Indian migrants fuel Australian population boom, Hinduism fastest-growing religion
India, the largest single source of migrants to Australia, is being cited as one of the reasons the population of this Indo-Pacific nation is booming — and, expectedly, Hinduism is likely to remain the country's fastest-growing religion. More than 40,000 Indians were part of those who arrived in Australia as a part of the 2015-16 migration programmes. Their number (40,145) increased from 34,874 (18.4 per cent) for 2014-15. According to figures released by the Australian Bureau of Statistics (ABS), Australia's population rose by almost 350,000 to 24.2 million during the fiscal ended September 30, 2016. The increase, which includes almost 200,000 migrants, translates to a growth rate of 1.5 percent. The rising number of Indians in Australia also means more attention is being paid to the community.

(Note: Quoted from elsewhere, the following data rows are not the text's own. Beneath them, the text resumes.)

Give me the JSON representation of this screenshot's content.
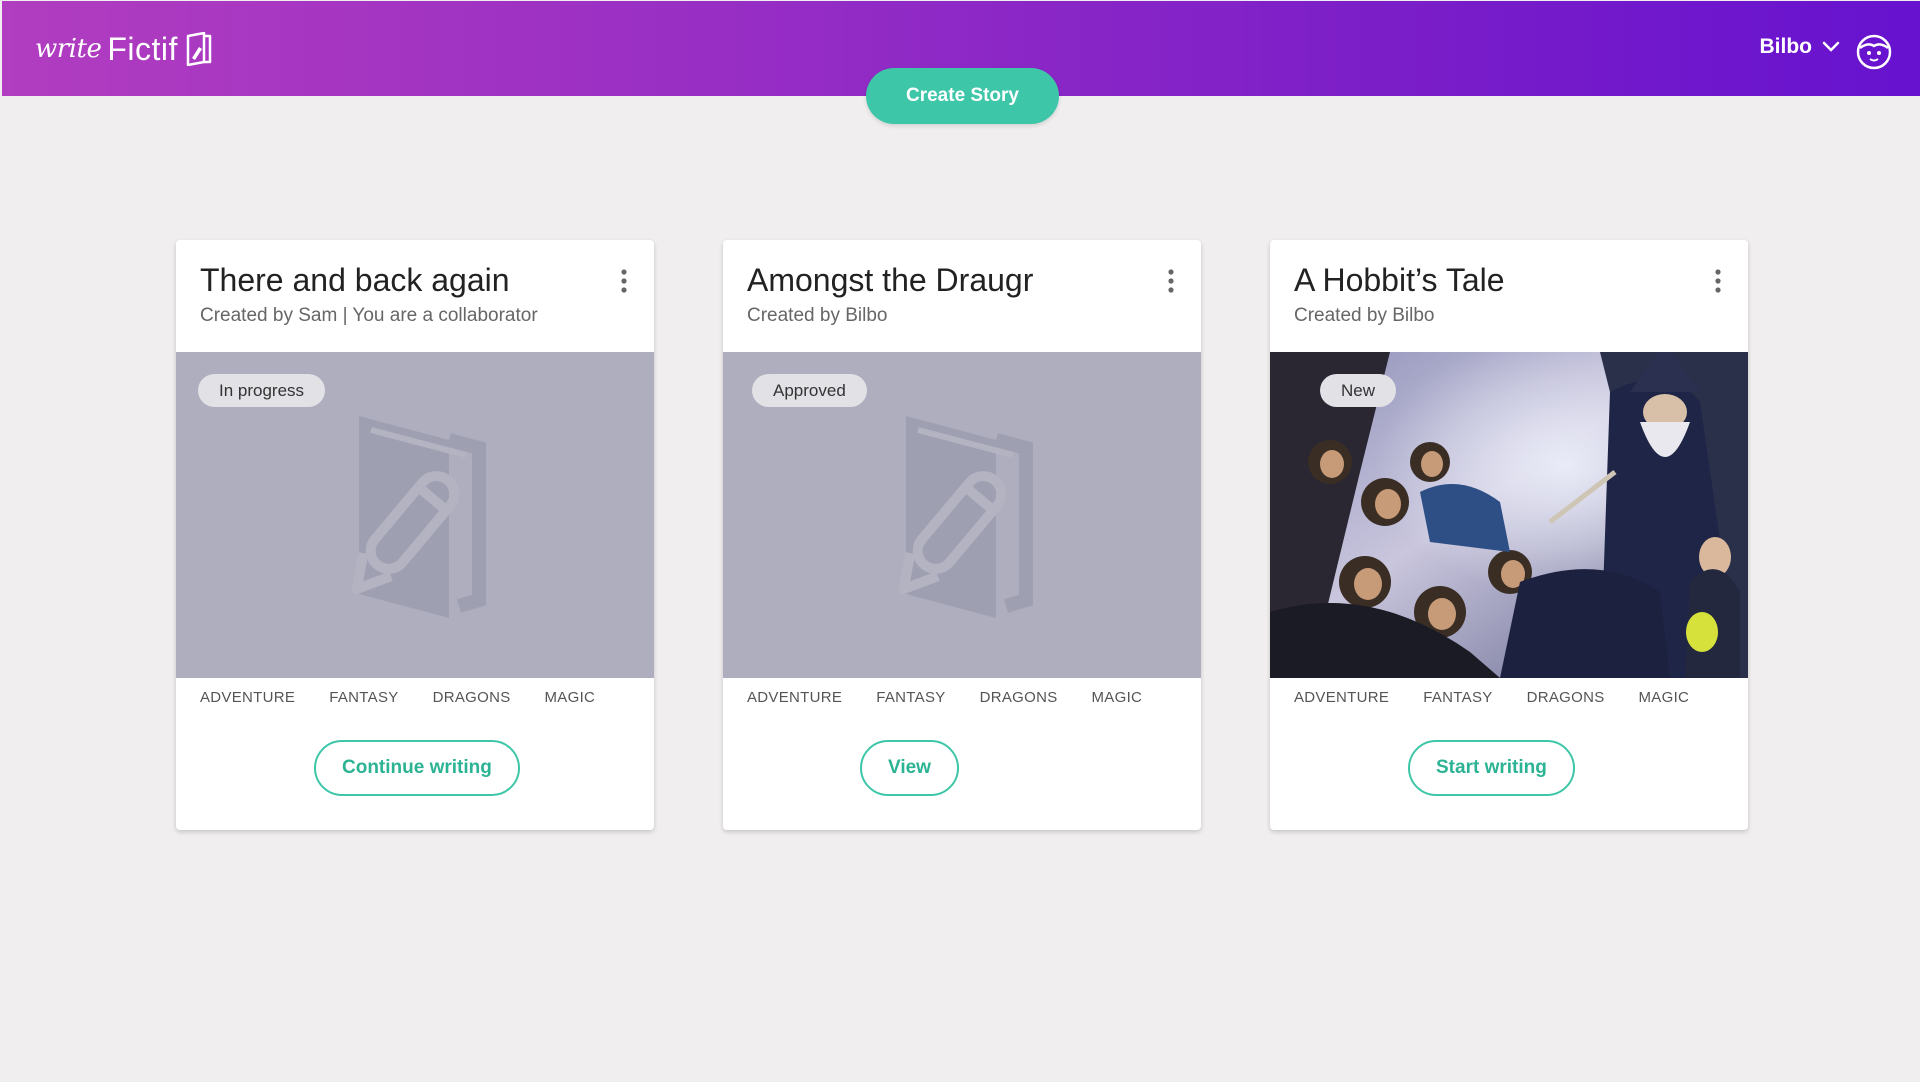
{
  "header": {
    "logo_script": "write",
    "logo_text": "Fictif",
    "user_name": "Bilbo",
    "gradient_colors": [
      "#b13dc0",
      "#6612cf"
    ]
  },
  "create_story_label": "Create Story",
  "accent_color": "#3ec6a8",
  "stories": [
    {
      "title": "There and back again",
      "subtitle": "Created by Sam | You are a collaborator",
      "status": "In progress",
      "tags": [
        "ADVENTURE",
        "FANTASY",
        "DRAGONS",
        "MAGIC"
      ],
      "action": "Continue writing",
      "cover": "placeholder-book-icon"
    },
    {
      "title": "Amongst the Draugr",
      "subtitle": "Created by Bilbo",
      "status": "Approved",
      "tags": [
        "ADVENTURE",
        "FANTASY",
        "DRAGONS",
        "MAGIC"
      ],
      "action": "View",
      "cover": "placeholder-book-icon"
    },
    {
      "title": "A Hobbit’s Tale",
      "subtitle": "Created by Bilbo",
      "status": "New",
      "tags": [
        "ADVENTURE",
        "FANTASY",
        "DRAGONS",
        "MAGIC"
      ],
      "action": "Start writing",
      "cover": "illustration-wizard-dwarves-hobbit"
    }
  ]
}
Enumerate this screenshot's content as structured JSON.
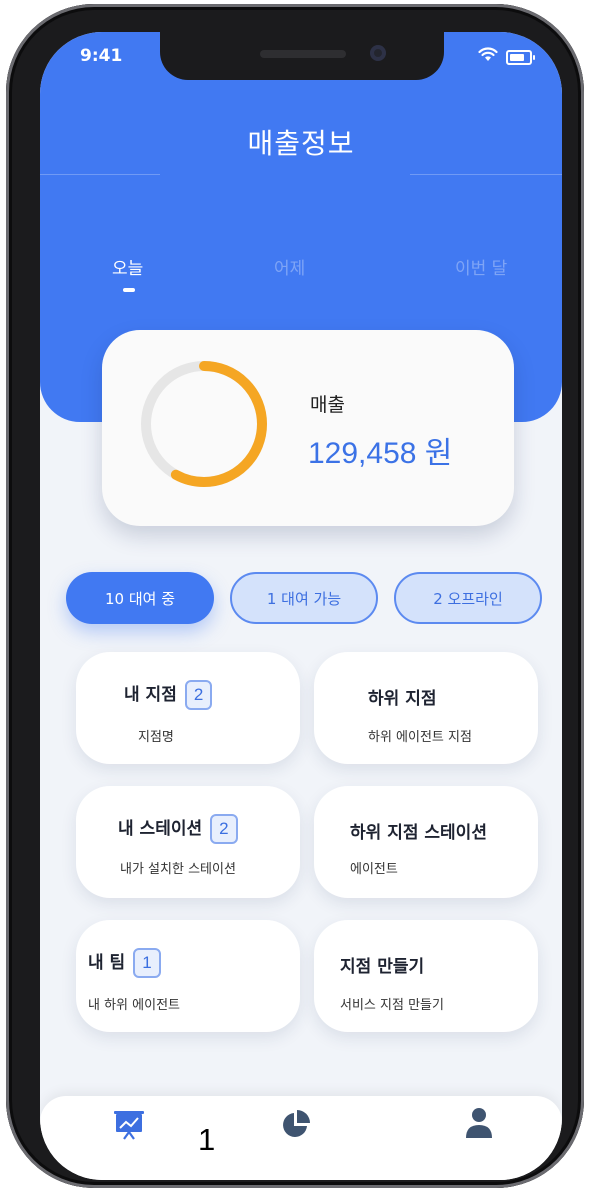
{
  "status_bar": {
    "time": "9:41"
  },
  "header": {
    "title": "매출정보"
  },
  "tabs": [
    {
      "label": "오늘",
      "active": true
    },
    {
      "label": "어제",
      "active": false
    },
    {
      "label": "이번 달",
      "active": false
    }
  ],
  "sales": {
    "label": "매출",
    "value": "129,458 원",
    "progress": 0.58,
    "ring_color": "#f5a623",
    "track_color": "#e6e6e6"
  },
  "chips": [
    {
      "label": "10 대여 중",
      "active": true
    },
    {
      "label": "1 대여 가능",
      "active": false
    },
    {
      "label": "2 오프라인",
      "active": false
    }
  ],
  "tiles": [
    {
      "title": "내 지점",
      "count": "2",
      "subtitle": "지점명"
    },
    {
      "title": "하위 지점",
      "count": null,
      "subtitle": "하위 에이전트 지점"
    },
    {
      "title": "내 스테이션",
      "count": "2",
      "subtitle": "내가 설치한 스테이션"
    },
    {
      "title": "하위 지점 스테이션",
      "count": null,
      "subtitle": "에이전트"
    },
    {
      "title": "내 팀",
      "count": "1",
      "subtitle": "내 하위 에이전트"
    },
    {
      "title": "지점 만들기",
      "count": null,
      "subtitle": "서비스 지점 만들기"
    }
  ],
  "bottom_nav": {
    "items": [
      {
        "icon": "presentation-chart-icon",
        "active": true
      },
      {
        "icon": "pie-chart-icon",
        "active": false
      },
      {
        "icon": "user-icon",
        "active": false
      }
    ],
    "annotation": "1"
  },
  "colors": {
    "primary": "#4179f2",
    "accent": "#f5a623",
    "chip_outline_bg": "#d4e2fb"
  }
}
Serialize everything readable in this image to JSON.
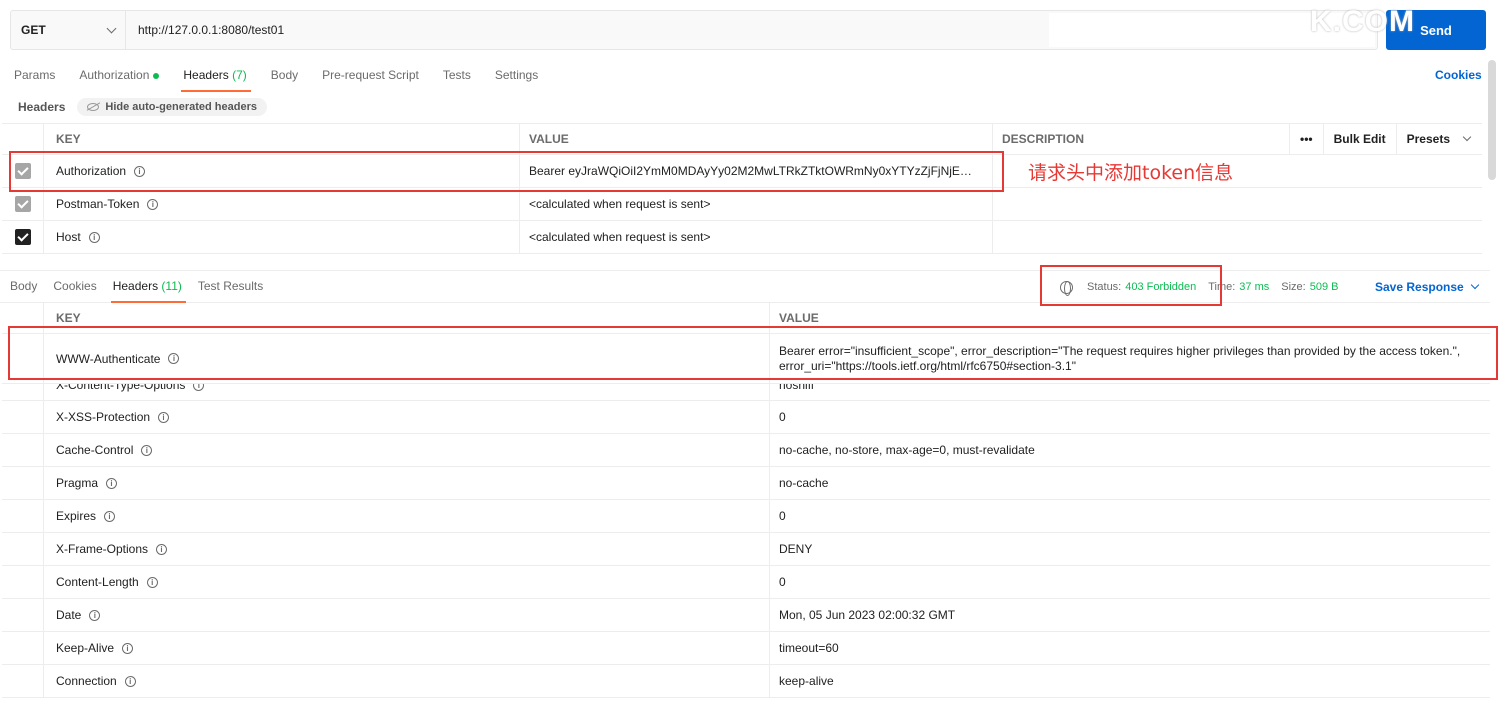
{
  "request": {
    "method": "GET",
    "url": "http://127.0.0.1:8080/test01",
    "send_label": "Send",
    "watermark": "K.COM"
  },
  "req_tabs": [
    {
      "label": "Params"
    },
    {
      "label": "Authorization"
    },
    {
      "label": "Headers",
      "count": "(7)"
    },
    {
      "label": "Body"
    },
    {
      "label": "Pre-request Script"
    },
    {
      "label": "Tests"
    },
    {
      "label": "Settings"
    }
  ],
  "cookies_label": "Cookies",
  "headers_section": {
    "title": "Headers",
    "hide_label": "Hide auto-generated headers"
  },
  "req_table": {
    "columns": {
      "key": "KEY",
      "value": "VALUE",
      "description": "DESCRIPTION"
    },
    "more": "•••",
    "bulk_edit": "Bulk Edit",
    "presets": "Presets",
    "rows": [
      {
        "key": "Authorization",
        "value": "Bearer eyJraWQiOiI2YmM0MDAyYy02M2MwLTRkZTktOWRmNy0xYTYzZjFjNjE…"
      },
      {
        "key": "Postman-Token",
        "value": "<calculated when request is sent>"
      },
      {
        "key": "Host",
        "value": "<calculated when request is sent>"
      }
    ]
  },
  "annotation": "请求头中添加token信息",
  "resp_tabs": [
    {
      "label": "Body"
    },
    {
      "label": "Cookies"
    },
    {
      "label": "Headers",
      "count": "(11)"
    },
    {
      "label": "Test Results"
    }
  ],
  "status": {
    "status_label": "Status:",
    "status_value": "403 Forbidden",
    "time_label": "Time:",
    "time_value": "37 ms",
    "size_label": "Size:",
    "size_value": "509 B",
    "save_label": "Save Response"
  },
  "resp_table": {
    "columns": {
      "key": "KEY",
      "value": "VALUE"
    },
    "rows": [
      {
        "key": "WWW-Authenticate",
        "value": "Bearer error=\"insufficient_scope\", error_description=\"The request requires higher privileges than provided by the access token.\", error_uri=\"https://tools.ietf.org/html/rfc6750#section-3.1\""
      },
      {
        "key": "X-Content-Type-Options",
        "value": "nosniff"
      },
      {
        "key": "X-XSS-Protection",
        "value": "0"
      },
      {
        "key": "Cache-Control",
        "value": "no-cache, no-store, max-age=0, must-revalidate"
      },
      {
        "key": "Pragma",
        "value": "no-cache"
      },
      {
        "key": "Expires",
        "value": "0"
      },
      {
        "key": "X-Frame-Options",
        "value": "DENY"
      },
      {
        "key": "Content-Length",
        "value": "0"
      },
      {
        "key": "Date",
        "value": "Mon, 05 Jun 2023 02:00:32 GMT"
      },
      {
        "key": "Keep-Alive",
        "value": "timeout=60"
      },
      {
        "key": "Connection",
        "value": "keep-alive"
      }
    ]
  },
  "colors": {
    "accent": "#ff6c37",
    "send": "#0265d2",
    "success": "#0cbb52",
    "annotation": "#e53935"
  }
}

According to an estimate, the Indian-born population in Australia doubled in the five years between the 2006 and 2011 census from nearly 150,000 to nearly 300,000 people. The 2016 census is likely to provide similar results. The second spot in the migrants' list was taken by China as 29,008 places (15.3 percent) were filled from the most populous country in the world. The 2016 figures are up from 27,872 (14.7 percent). The United Kingdom has shown a drop in the numbers and was a distant third with 18,950 places (10 percent). Other South Asian countries (Sri Lanka, Pakistan, Bangladesh, Nepal, Bhutan and the Maldives) also contributed significantly as nearly 10 per cent of the migrants came from these countries. While specific figures have not yet been made available, it is expected that Hinduism would continue to be the fastest-growing religion in Australia.